Every train seems to have a shorter consist.
The Empire Builder typically had 2 Seattle sleepers most of the year and always had 2 Seattle coaches. Now it is back to 1 Seattle sleeper after having a second over the summer, and never got its second Seattle coach after going back to daily. The Starlight was pretty close to a normal consist. The off season Starlight was usually a baggage, transdorm, two sleepers, diner, business class coach, Sightseer, two coaches. The peak season consists (summer and holidays) usually had a third sleeper and third coach.
There are a couple of theories that have been bandied about, but nobody really knows. Basically those theories are based either on Amtrak's management being merely incompetent or Amtrak management being hostile to long distance services, but unable to be as overt as they had been under Anderson due to the current attitude of Congress.
The OBS labor shortage I think most people acknowledge to be genuine and not entirely the fault of management, aside from letting the food service people go, because "Flex Dining" was going to be a big hit, and maintaining a crummy workplace culture that people may not have wanted to return to. People that were furloughed from Amtrak during the service cutbacks just got other jobs and aren't coming back. But the food service people weren't just furloughed back east, their positions were abolished.

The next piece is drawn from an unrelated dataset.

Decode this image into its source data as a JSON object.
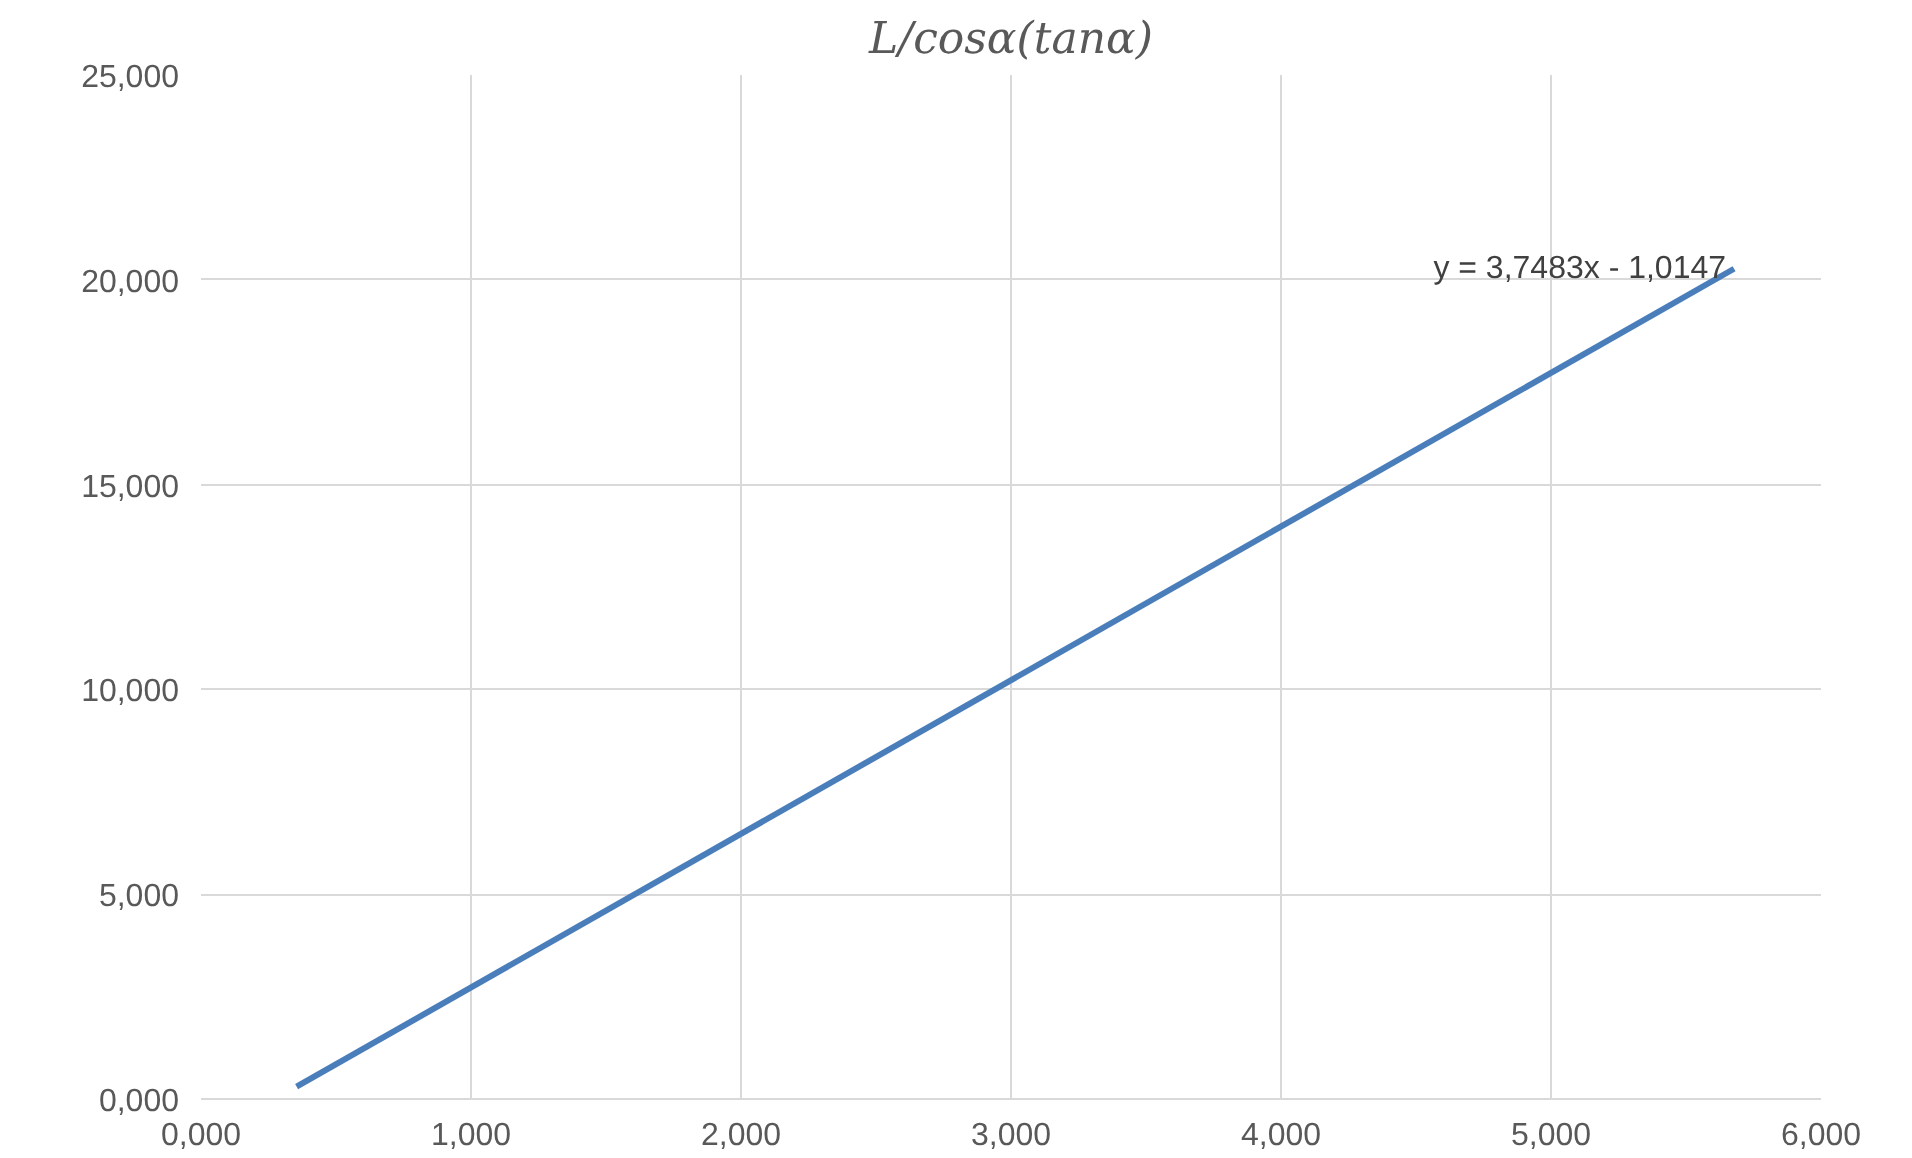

Amtrak's incompetence: Equipment shortage due to not maintaining it or inspecting it during the triweekly period. Now they have a backlog of maintenance and just don't have the fleet to run full consists. The fleet was always just barely adequate to meet the schedules anyway, when routine inspections and maintenance were factored in, with little in the way of protection equipment.
Amtrak hostility to long distance services: While the maintenance backlog may well be real, Amtrak wants to depress ridership numbers so they can show justification for discontinuing long distance services when they get a more amenable Congress. The continued presence of Gardner, now COO, who has always been hostile to long distance services, is viewed as an indicator, despite Flynn's better PR skills than Anderson. Suspicion is they are executing a Ben Biaggini strategy of deliberating suppressing patronage to better support discontinuation of services they don't want to provide.
Personally, I believe it is a little of both. Amtrak's management has proven itself spectacularly incompetent in a number of areas, some not relating to railroad operations at all, such as their woeful IT operation. I do believe there remains quite a bit of hostility to long distance services in their C Suite and upper management levels, so they are not going out of their way to get the equipment back in service and get operations ramped up. Finally, there is the long standing attitude of Amtrak management generally where cost containment is the ultimate goal and they are largely blind to revenue enhancement opportunities and even blind to lost revenue as long as costs are cut. My own, very personal and not particularly well grounded, take is the current situation is maybe due to about 70% incompetence and 30% malevolence.